## Decomposing complete edge-chromatic graphs and hypergraphs

A $d$-graph $\cG = (V; E_1, \ldots, E_d)$ is a complete graph whose edges are colored by $d$ colors, or in other words, are partitioned into $d$ subsets (some of which might be empty). We say that $\cG$ is {\em complementary connected} if the complement to each chromatic component of $\cG$ is connected on $V$, or in other words, if for each two vertices $u,w \in V$ and color $i \in I = \{1, \ldots, d\}$ there is a path between $u$ and $w$ without edges of $E_i$. We show that every such $d$-graph contains a subgraph $\Pi$ or $\Delta$ , where $\Pi$ has 4 vertices and 2 non-empty chromatic components each of which is a $P_4$, while $\Delta$ is the three-colored triangle. This simple statement implies that each $\Pi$- and $\Delta$-free $d$-graph is uniquely decomposable in accordance with a tree $T = T(\cG)$ whose leaves are the vertices of $V$ and other vertices of $T$ are labeled by the colors of $I$. We can naturally interpret such a tree as a positional game (with perfect information and without moves of chance) of $d$ players $I = \{1, \ldots, d\}$ and $n$ outcomes $V = \{v_1, \ldots, v_n\}$. Thus, we get a one-to-one correspondence between these games and $\Pi$- and $\Delta$-free $d$-graphs and, as a corollary, a characterization of the normal forms of positional games with perfect information.
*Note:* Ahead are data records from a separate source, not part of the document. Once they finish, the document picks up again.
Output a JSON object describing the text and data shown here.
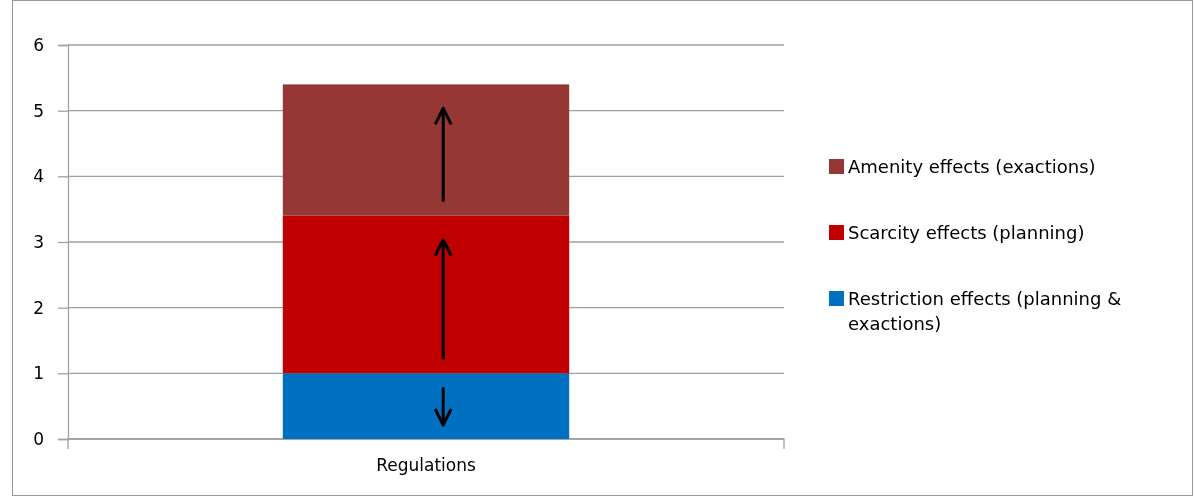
{
  "chart_data": {
    "type": "bar",
    "stacked": true,
    "categories": [
      "Regulations"
    ],
    "series": [
      {
        "name": "Restriction effects (planning & exactions)",
        "color": "#0070c0",
        "values": [
          1
        ]
      },
      {
        "name": "Scarcity effects (planning)",
        "color": "#c00000",
        "values": [
          2.4
        ]
      },
      {
        "name": "Amenity effects (exactions)",
        "color": "#953735",
        "values": [
          2
        ]
      }
    ],
    "ylim": [
      0,
      6
    ],
    "yticks": [
      0,
      1,
      2,
      3,
      4,
      5,
      6
    ],
    "grid": "y",
    "legend": "right"
  }
}
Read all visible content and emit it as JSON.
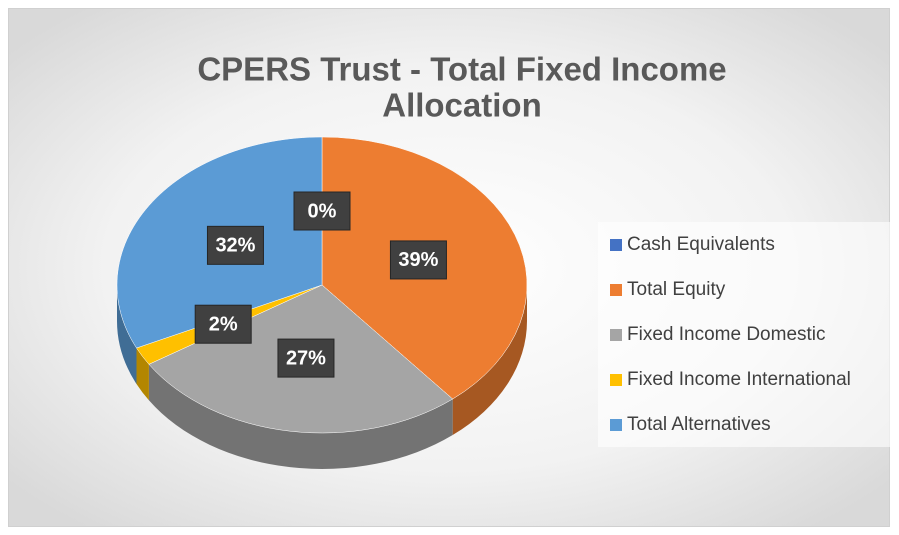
{
  "chart_data": {
    "type": "pie",
    "title": [
      "CPERS Trust - Total Fixed Income",
      "Allocation"
    ],
    "categories": [
      "Cash Equivalents",
      "Total Equity",
      "Fixed Income Domestic",
      "Fixed Income International",
      "Total Alternatives"
    ],
    "values": [
      0,
      39,
      27,
      2,
      32
    ],
    "value_labels": [
      "0%",
      "39%",
      "27%",
      "2%",
      "32%"
    ],
    "colors": [
      "#4472c4",
      "#ed7d31",
      "#a5a5a5",
      "#ffc000",
      "#5b9bd5"
    ],
    "legend": "right"
  }
}
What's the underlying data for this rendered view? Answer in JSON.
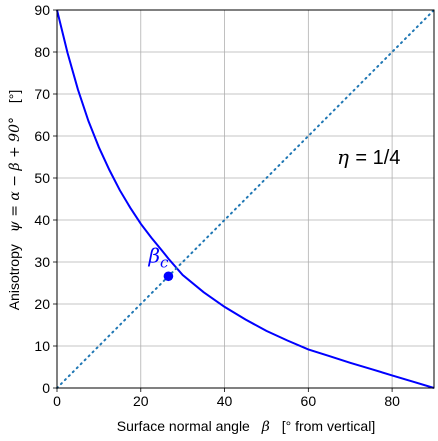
{
  "chart_data": {
    "type": "line",
    "title": "",
    "xlabel": {
      "prefix": "Surface normal angle",
      "symbol": "β",
      "suffix": "[° from vertical]"
    },
    "ylabel": {
      "prefix": "Anisotropy",
      "expression": "ψ = α − β + 90°",
      "suffix": "[°]"
    },
    "xlim": [
      0,
      90
    ],
    "ylim": [
      0,
      90
    ],
    "xticks": [
      0,
      20,
      40,
      60,
      80
    ],
    "yticks": [
      0,
      10,
      20,
      30,
      40,
      50,
      60,
      70,
      80,
      90
    ],
    "grid": true,
    "series": [
      {
        "style": "solid",
        "color": "#0000ff",
        "x": [
          0,
          2.5,
          5,
          7.5,
          10,
          12.5,
          15,
          17.5,
          20,
          22.5,
          25,
          26.6,
          30,
          35,
          40,
          45,
          50,
          55,
          60,
          65,
          70,
          75,
          80,
          85,
          90
        ],
        "y": [
          90,
          79.8,
          71.1,
          63.6,
          57.3,
          51.9,
          47.1,
          42.9,
          39.1,
          35.8,
          32.8,
          30.8,
          26.9,
          22.8,
          19.3,
          16.3,
          13.6,
          11.3,
          9.2,
          7.6,
          6.0,
          4.5,
          3.0,
          1.5,
          0
        ]
      },
      {
        "style": "dotted",
        "color": "#1f77b4",
        "x": [
          0,
          90
        ],
        "y": [
          0,
          90
        ]
      }
    ],
    "marker": {
      "label": "β",
      "subscript": "c",
      "x": 26.6,
      "y": 26.6,
      "color": "#0000ff"
    },
    "annotation": {
      "lhs": "η",
      "rhs": " = 1/4"
    }
  }
}
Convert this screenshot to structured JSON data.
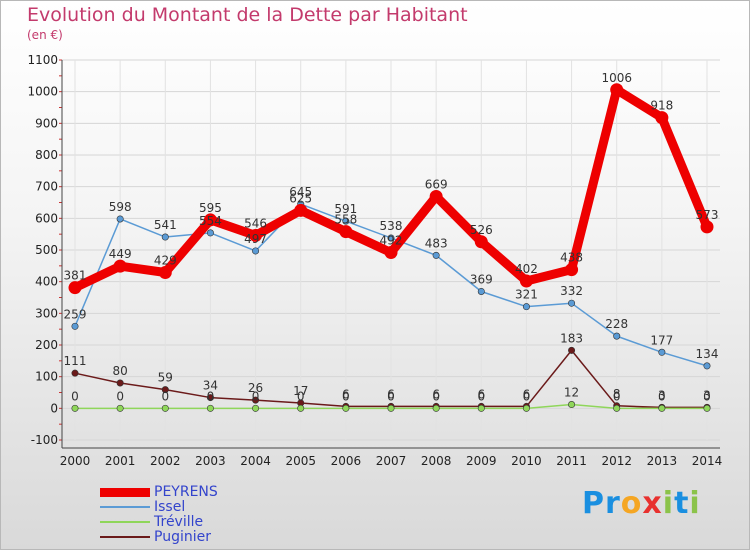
{
  "header": {
    "title": "Evolution du Montant de la Dette par Habitant",
    "unit": "(en €)"
  },
  "logo": {
    "letters": [
      "P",
      "r",
      "o",
      "x",
      "i",
      "t",
      "i"
    ],
    "colors": [
      "#1a8fe0",
      "#1a8fe0",
      "#f5a623",
      "#e8312f",
      "#8bc34a",
      "#1a8fe0",
      "#8bc34a"
    ]
  },
  "chart_data": {
    "type": "line",
    "title": "Evolution du Montant de la Dette par Habitant",
    "ylabel": "(en €)",
    "xlabel": "",
    "x": [
      "2000",
      "2001",
      "2002",
      "2003",
      "2004",
      "2005",
      "2006",
      "2007",
      "2008",
      "2009",
      "2010",
      "2011",
      "2012",
      "2013",
      "2014"
    ],
    "ylim": [
      -100,
      1100
    ],
    "yticks": [
      "-100",
      "0",
      "100",
      "200",
      "300",
      "400",
      "500",
      "600",
      "700",
      "800",
      "900",
      "1000",
      "1100"
    ],
    "grid": true,
    "legend_position": "bottom-left",
    "series": [
      {
        "name": "Puginier",
        "color": "#6b1a1a",
        "values": [
          111,
          80,
          59,
          34,
          26,
          17,
          6,
          6,
          6,
          6,
          6,
          183,
          8,
          3,
          3
        ],
        "labels": [
          "111",
          "80",
          "59",
          "34",
          "26",
          "17",
          "6",
          "6",
          "6",
          "6",
          "6",
          "183",
          "8",
          "3",
          "3"
        ]
      },
      {
        "name": "Tréville",
        "color": "#8fd65a",
        "values": [
          0,
          0,
          0,
          0,
          0,
          0,
          0,
          0,
          0,
          0,
          0,
          12,
          0,
          0,
          0
        ],
        "labels": [
          "0",
          "0",
          "0",
          "0",
          "0",
          "0",
          "0",
          "0",
          "0",
          "0",
          "0",
          "12",
          "0",
          "0",
          "0"
        ]
      },
      {
        "name": "Issel",
        "color": "#5b9bd5",
        "values": [
          259,
          598,
          541,
          554,
          497,
          645,
          591,
          538,
          483,
          369,
          321,
          332,
          228,
          177,
          134
        ],
        "labels": [
          "259",
          "598",
          "541",
          "554",
          "497",
          "645",
          "591",
          "538",
          "483",
          "369",
          "321",
          "332",
          "228",
          "177",
          "134"
        ]
      },
      {
        "name": "PEYRENS",
        "color": "#ee0000",
        "values": [
          381,
          449,
          429,
          595,
          546,
          625,
          558,
          492,
          669,
          526,
          402,
          438,
          1006,
          918,
          573
        ],
        "labels": [
          "381",
          "449",
          "429",
          "595",
          "546",
          "625",
          "558",
          "492",
          "669",
          "526",
          "402",
          "438",
          "1006",
          "918",
          "573"
        ]
      }
    ]
  },
  "legend": [
    {
      "name": "PEYRENS",
      "color": "#ee0000"
    },
    {
      "name": "Issel",
      "color": "#5b9bd5"
    },
    {
      "name": "Tréville",
      "color": "#8fd65a"
    },
    {
      "name": "Puginier",
      "color": "#6b1a1a"
    }
  ]
}
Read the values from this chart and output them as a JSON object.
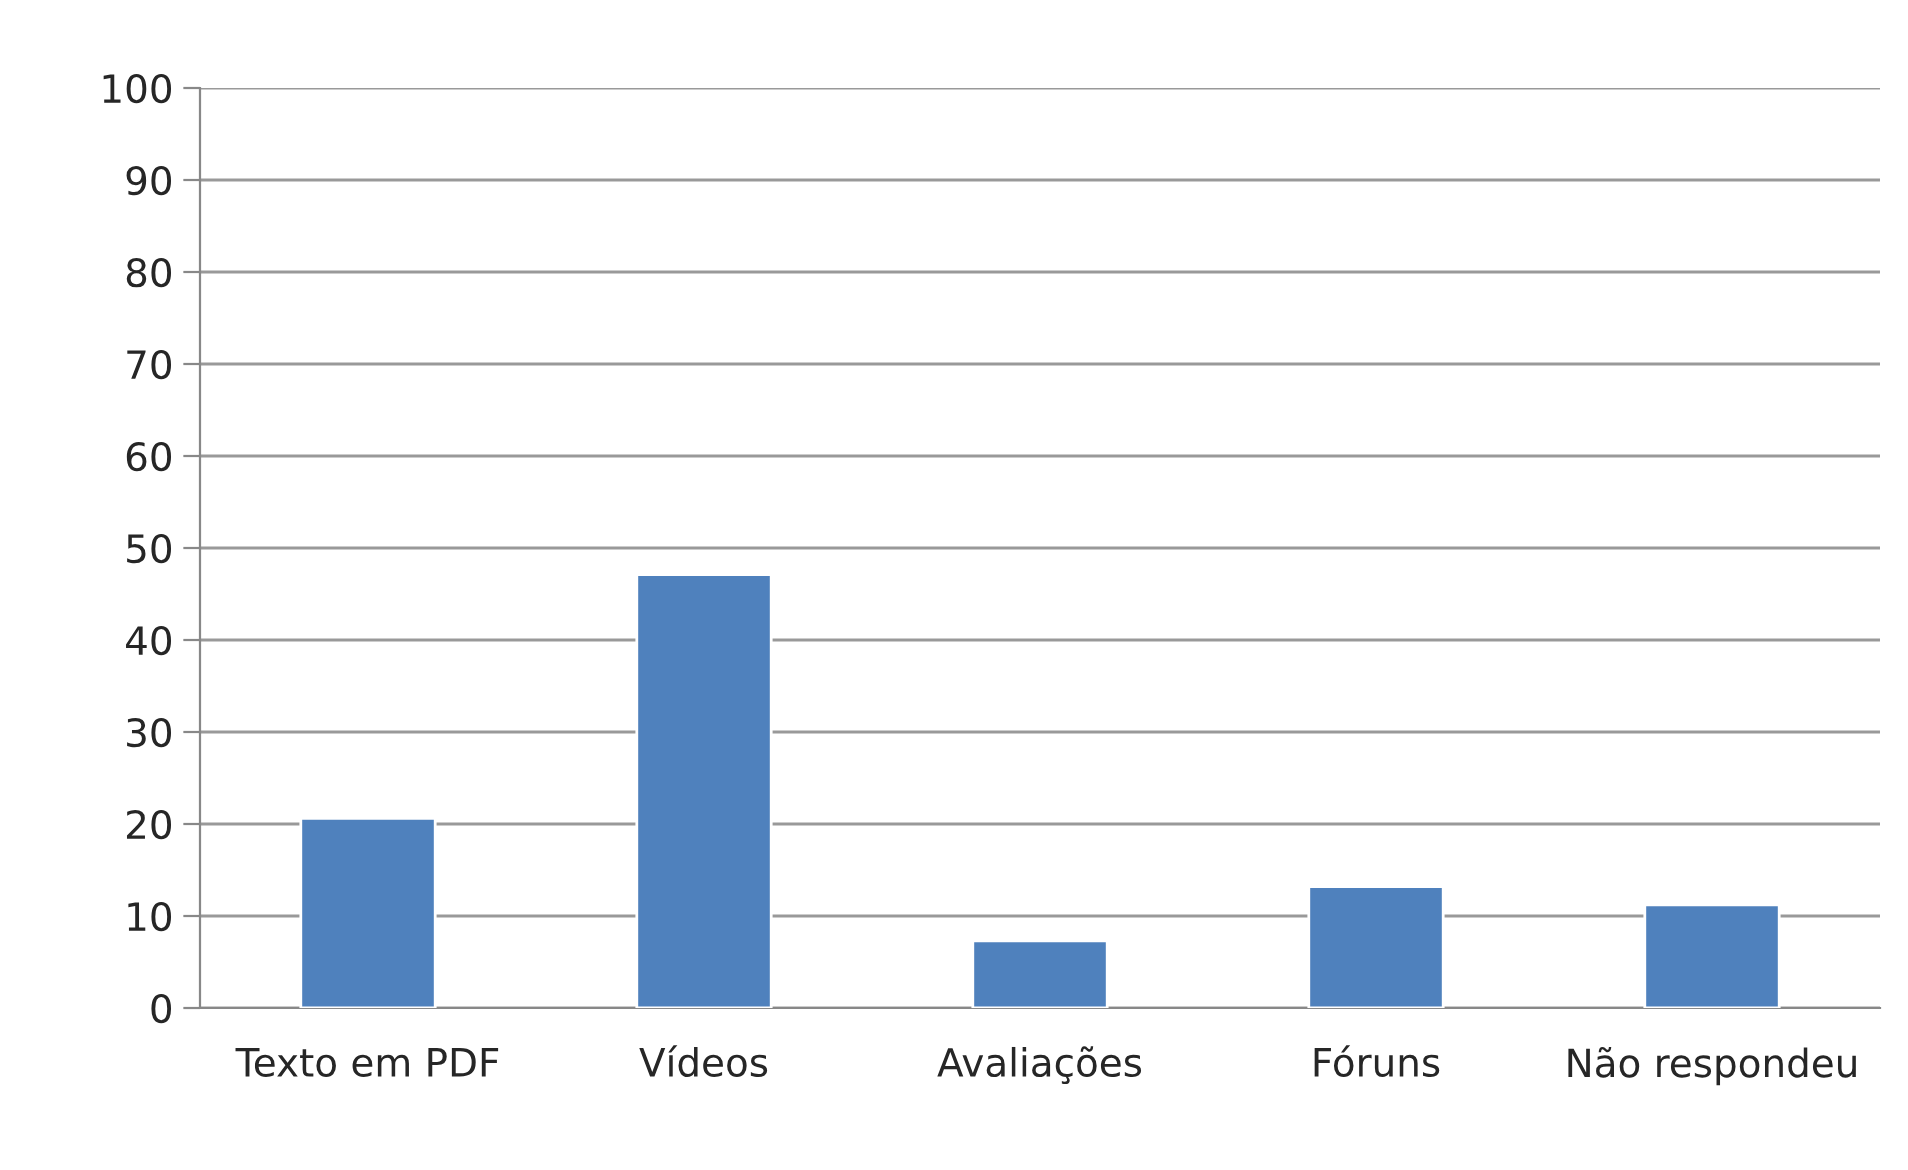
{
  "chart_data": {
    "type": "bar",
    "categories": [
      "Texto em PDF",
      "Vídeos",
      "Avaliações",
      "Fóruns",
      "Não respondeu"
    ],
    "values": [
      20.6,
      47.1,
      7.3,
      13.2,
      11.2
    ],
    "color": "#4f81bd",
    "ylim": [
      0,
      100
    ],
    "yticks": [
      0,
      10,
      20,
      30,
      40,
      50,
      60,
      70,
      80,
      90,
      100
    ],
    "grid": "y",
    "legend": false
  }
}
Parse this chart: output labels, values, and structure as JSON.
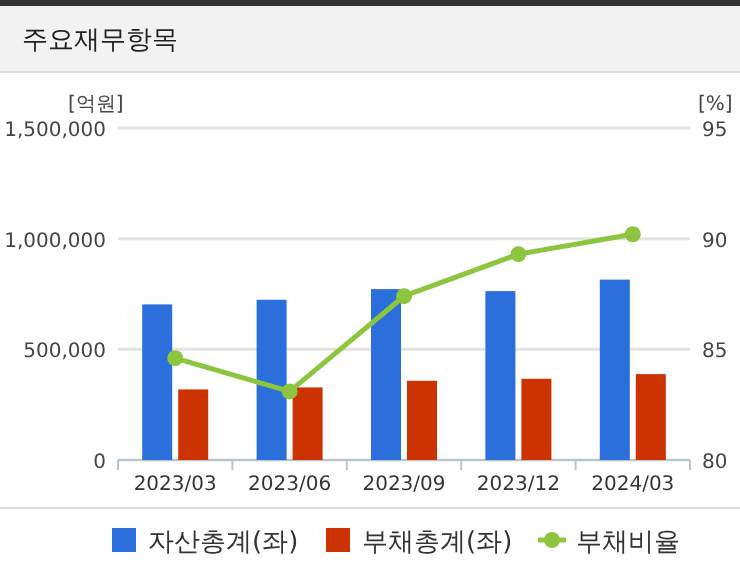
{
  "chart_data": {
    "type": "bar",
    "title": "주요재무항목",
    "categories": [
      "2023/03",
      "2023/06",
      "2023/09",
      "2023/12",
      "2024/03"
    ],
    "ylabel": "[억원]",
    "y2label": "[%]",
    "series": [
      {
        "name": "자산총계(좌)",
        "color": "#2a6fdb",
        "values": [
          703000,
          724000,
          772000,
          763000,
          815000
        ]
      },
      {
        "name": "부채총계(좌)",
        "color": "#cc3300",
        "values": [
          319000,
          328000,
          358000,
          367000,
          388000
        ]
      },
      {
        "name": "부채비율",
        "type": "line",
        "axis": "y2",
        "color": "#8cc63f",
        "values": [
          84.6,
          83.1,
          87.4,
          89.3,
          90.2
        ]
      }
    ],
    "ylim": [
      0,
      1500000
    ],
    "yticks": [
      {
        "value": 0,
        "label": "0"
      },
      {
        "value": 500000,
        "label": "500,000"
      },
      {
        "value": 1000000,
        "label": "1,000,000"
      },
      {
        "value": 1500000,
        "label": "1,500,000"
      }
    ],
    "y2lim": [
      80,
      95
    ],
    "y2ticks": [
      80,
      85,
      90,
      95
    ],
    "grid": "y",
    "legend": "bottom",
    "marker": "circle"
  }
}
Another corollary of the above decomposition of $d$-graphs in case $d=2$ is a characterization of the read-once Boolean functions. These results are not new; in fact, they are 25-35 years old. Yet, some important proofs did not appear in English. Gy\'arf\'as and Simonyi recently proved a similar decomposition theorem for $\Delta$-free $d$-graph. They showed that each such $d$-graph can be obtained from $2$-graphs by substitutions. This theorem is based on results by Gallai, Cameron and Edmonds. We get some new applications of these results.